Editorial

Loi renseignement : la décision du Conseil constitutionnel déçoit le barreau de Paris

Chronique

Mis à jour le 27.07.2015

Le barreau de Paris, qui avait contribué à faire douter du bien fondé de la loi dite «renseignement», prend acte avec déception de la décision du Conseil constitutionnel.

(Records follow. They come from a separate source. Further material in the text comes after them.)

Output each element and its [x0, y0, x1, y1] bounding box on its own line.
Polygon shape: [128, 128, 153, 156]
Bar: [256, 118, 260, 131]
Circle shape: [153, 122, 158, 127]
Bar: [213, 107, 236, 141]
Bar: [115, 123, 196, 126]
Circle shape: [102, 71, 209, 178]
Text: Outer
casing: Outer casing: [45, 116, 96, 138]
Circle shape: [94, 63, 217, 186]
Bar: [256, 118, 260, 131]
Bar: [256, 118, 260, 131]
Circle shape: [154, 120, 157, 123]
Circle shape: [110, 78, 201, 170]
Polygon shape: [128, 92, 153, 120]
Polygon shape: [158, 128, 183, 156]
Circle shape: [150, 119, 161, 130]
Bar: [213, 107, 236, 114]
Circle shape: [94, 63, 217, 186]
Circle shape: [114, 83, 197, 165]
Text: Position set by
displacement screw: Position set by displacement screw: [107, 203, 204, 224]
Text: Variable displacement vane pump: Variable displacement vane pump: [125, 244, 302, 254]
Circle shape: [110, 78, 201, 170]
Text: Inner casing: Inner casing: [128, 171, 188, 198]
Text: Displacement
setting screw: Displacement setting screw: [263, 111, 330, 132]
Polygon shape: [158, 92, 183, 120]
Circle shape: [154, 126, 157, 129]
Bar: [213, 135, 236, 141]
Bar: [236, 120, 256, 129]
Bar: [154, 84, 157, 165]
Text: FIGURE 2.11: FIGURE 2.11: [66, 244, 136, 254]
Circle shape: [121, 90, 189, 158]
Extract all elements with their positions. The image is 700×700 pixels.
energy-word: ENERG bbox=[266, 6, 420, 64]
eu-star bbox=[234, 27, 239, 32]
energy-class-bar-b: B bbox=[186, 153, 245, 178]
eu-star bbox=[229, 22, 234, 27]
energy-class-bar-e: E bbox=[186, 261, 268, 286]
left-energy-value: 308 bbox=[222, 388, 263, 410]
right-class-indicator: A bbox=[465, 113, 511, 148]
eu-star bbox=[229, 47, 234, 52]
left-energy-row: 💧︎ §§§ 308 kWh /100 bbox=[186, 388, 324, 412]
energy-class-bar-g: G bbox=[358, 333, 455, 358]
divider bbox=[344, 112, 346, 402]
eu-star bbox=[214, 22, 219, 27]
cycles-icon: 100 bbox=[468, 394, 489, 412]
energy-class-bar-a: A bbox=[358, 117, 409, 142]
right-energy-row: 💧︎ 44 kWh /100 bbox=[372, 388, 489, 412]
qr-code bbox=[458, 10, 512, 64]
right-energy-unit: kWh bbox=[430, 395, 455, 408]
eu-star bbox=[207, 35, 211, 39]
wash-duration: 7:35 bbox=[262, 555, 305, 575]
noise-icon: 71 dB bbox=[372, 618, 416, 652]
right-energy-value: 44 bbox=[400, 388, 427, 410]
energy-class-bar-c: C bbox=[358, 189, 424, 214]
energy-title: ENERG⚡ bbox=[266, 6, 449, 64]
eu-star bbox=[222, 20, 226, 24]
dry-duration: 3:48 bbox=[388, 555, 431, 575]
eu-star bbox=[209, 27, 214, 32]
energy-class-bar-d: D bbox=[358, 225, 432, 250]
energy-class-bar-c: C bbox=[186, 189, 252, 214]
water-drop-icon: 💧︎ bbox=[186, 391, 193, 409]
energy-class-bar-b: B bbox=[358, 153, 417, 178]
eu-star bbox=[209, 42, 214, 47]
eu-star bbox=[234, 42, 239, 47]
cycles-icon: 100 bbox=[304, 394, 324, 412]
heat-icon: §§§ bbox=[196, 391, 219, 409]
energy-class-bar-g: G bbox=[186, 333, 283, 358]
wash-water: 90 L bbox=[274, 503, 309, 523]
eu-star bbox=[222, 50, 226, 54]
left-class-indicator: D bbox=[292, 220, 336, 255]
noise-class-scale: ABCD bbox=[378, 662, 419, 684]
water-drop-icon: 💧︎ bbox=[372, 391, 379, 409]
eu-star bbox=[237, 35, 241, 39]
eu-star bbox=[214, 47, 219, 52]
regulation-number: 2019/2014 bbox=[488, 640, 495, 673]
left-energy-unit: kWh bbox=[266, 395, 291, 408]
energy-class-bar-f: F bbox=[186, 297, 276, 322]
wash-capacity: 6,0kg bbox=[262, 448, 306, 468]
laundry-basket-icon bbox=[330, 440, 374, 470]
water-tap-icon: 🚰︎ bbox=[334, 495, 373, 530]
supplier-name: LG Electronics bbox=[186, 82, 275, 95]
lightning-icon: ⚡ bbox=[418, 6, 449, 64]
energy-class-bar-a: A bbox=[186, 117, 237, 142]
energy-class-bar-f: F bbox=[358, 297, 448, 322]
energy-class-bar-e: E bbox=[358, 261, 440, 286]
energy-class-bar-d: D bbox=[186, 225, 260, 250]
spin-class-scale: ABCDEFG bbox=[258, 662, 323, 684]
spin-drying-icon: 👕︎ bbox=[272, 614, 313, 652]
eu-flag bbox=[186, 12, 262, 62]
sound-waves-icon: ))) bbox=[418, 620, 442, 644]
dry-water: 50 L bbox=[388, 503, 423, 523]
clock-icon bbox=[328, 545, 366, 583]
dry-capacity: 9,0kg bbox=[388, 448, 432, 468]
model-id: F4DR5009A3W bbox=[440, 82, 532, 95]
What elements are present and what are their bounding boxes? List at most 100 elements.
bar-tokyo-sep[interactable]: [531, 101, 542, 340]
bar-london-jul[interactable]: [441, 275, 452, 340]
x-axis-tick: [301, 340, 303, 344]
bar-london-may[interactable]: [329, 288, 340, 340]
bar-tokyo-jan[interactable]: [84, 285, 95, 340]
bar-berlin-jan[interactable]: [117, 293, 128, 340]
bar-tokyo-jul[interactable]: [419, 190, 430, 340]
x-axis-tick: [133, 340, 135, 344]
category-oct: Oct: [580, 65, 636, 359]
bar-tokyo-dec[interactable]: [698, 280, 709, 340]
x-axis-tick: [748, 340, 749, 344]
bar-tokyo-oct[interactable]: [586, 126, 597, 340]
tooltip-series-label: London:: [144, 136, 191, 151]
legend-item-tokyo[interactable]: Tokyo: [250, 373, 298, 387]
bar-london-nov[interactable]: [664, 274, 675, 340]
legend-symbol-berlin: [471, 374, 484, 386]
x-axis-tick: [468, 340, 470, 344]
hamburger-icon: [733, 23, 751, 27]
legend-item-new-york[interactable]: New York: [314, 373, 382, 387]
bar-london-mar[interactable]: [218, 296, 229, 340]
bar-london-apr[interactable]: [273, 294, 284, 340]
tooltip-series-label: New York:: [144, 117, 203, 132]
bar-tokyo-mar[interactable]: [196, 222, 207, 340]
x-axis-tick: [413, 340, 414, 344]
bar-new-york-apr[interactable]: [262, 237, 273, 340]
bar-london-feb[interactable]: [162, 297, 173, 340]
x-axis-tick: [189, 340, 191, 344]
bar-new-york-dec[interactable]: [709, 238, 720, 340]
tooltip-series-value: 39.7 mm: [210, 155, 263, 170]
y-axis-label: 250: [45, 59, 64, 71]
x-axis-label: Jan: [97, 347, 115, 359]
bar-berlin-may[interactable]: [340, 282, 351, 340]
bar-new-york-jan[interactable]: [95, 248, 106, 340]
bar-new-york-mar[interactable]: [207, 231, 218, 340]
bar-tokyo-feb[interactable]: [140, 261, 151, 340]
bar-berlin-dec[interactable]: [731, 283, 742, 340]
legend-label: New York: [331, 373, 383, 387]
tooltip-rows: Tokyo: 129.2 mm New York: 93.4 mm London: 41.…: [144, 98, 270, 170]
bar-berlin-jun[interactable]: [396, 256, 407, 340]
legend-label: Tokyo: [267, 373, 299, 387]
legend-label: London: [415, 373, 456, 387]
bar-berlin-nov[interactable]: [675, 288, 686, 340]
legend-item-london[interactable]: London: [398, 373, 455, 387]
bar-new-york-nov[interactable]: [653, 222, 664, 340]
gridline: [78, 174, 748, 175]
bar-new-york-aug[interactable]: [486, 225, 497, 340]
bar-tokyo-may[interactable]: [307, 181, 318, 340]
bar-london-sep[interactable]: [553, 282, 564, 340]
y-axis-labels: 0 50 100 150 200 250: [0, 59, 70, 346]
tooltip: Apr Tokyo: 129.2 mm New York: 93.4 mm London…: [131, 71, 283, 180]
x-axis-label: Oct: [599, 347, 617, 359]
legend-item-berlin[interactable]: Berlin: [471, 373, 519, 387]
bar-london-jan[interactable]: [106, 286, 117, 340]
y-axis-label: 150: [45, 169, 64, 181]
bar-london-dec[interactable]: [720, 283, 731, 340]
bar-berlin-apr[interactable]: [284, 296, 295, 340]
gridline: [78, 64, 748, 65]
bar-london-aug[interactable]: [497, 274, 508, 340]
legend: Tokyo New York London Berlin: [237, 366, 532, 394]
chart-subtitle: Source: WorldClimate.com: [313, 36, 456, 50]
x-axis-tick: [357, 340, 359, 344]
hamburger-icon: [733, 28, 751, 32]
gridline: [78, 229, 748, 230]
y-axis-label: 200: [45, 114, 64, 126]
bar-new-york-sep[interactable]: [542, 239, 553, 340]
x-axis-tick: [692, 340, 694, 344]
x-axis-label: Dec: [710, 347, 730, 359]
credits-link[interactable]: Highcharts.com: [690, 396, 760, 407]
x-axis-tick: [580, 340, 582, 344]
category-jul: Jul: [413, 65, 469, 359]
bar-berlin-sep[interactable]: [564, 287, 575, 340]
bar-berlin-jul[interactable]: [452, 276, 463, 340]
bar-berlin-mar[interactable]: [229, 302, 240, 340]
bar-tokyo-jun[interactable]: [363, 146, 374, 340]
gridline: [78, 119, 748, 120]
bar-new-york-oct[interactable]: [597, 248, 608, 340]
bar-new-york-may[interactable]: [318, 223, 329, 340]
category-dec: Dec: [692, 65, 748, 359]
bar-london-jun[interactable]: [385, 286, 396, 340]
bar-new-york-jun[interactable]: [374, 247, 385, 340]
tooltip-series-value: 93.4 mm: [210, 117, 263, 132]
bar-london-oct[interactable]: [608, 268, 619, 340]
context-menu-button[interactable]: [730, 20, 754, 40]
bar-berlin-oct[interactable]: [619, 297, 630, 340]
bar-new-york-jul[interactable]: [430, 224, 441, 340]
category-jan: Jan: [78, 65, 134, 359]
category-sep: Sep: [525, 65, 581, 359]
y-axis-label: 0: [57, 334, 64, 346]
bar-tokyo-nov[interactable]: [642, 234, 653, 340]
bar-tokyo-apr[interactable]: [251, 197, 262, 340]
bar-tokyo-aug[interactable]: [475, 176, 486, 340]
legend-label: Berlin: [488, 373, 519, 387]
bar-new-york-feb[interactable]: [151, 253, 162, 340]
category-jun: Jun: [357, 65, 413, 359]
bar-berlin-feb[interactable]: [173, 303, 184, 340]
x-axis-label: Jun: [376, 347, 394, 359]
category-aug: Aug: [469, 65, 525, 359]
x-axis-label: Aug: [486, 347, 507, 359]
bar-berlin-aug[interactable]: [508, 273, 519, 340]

Il considère que les libertés publiques régressent dans notre pays et que cette situation le place à la traîne des grandes démocraties.
 
À l'heure où les États-Unis renoncent à certaines dispositions du patriot act concernant les écoutes téléphoniques, la France se positionne à contre-courant des autres nations.
 
En effet, les mesures de la loi dite « renseignement » ne serviront pas à éviter le terrorisme. Les drames qui ont endeuillé notre pays le démontrent sans exception depuis les attaques terroristes de Toulouse en 2012.
 
Ces mesures donneront satisfaction à ceux qui veulent déstabiliser notre démocratie, d'autant qu'elles viennent d'être déclarées constitutionnelles. Leur périmètre ne se limite pas au terrorisme mais concerne également tout ce qui a trait à la délinquance organisée ainsi que « les intérêts majeurs de la politique étrangère et la prévention de toute forme d’ingérence étrangère », « les intérêts économiques, industriels et scientifiques majeurs de la France », ce qui est particulièrement flou.
 
Il en résulte qu'aujourd'hui non seulement la France a peur du terrorisme, mais que parallèlement, les Français auront peur d'être sur écoutes téléphoniques ... ce qui est sans doute dérisoire, mais consternant si telle est la réponse de l'État face à la menace terroriste. Dans un récent sondage commandé par l'Ordre des avocats de Paris à l'institut CSA, 70% des Français considéraient que leurs libertés individuelles avaient reculé. Cette décision malheureuse vient confirmer la crainte de nos compatriotes.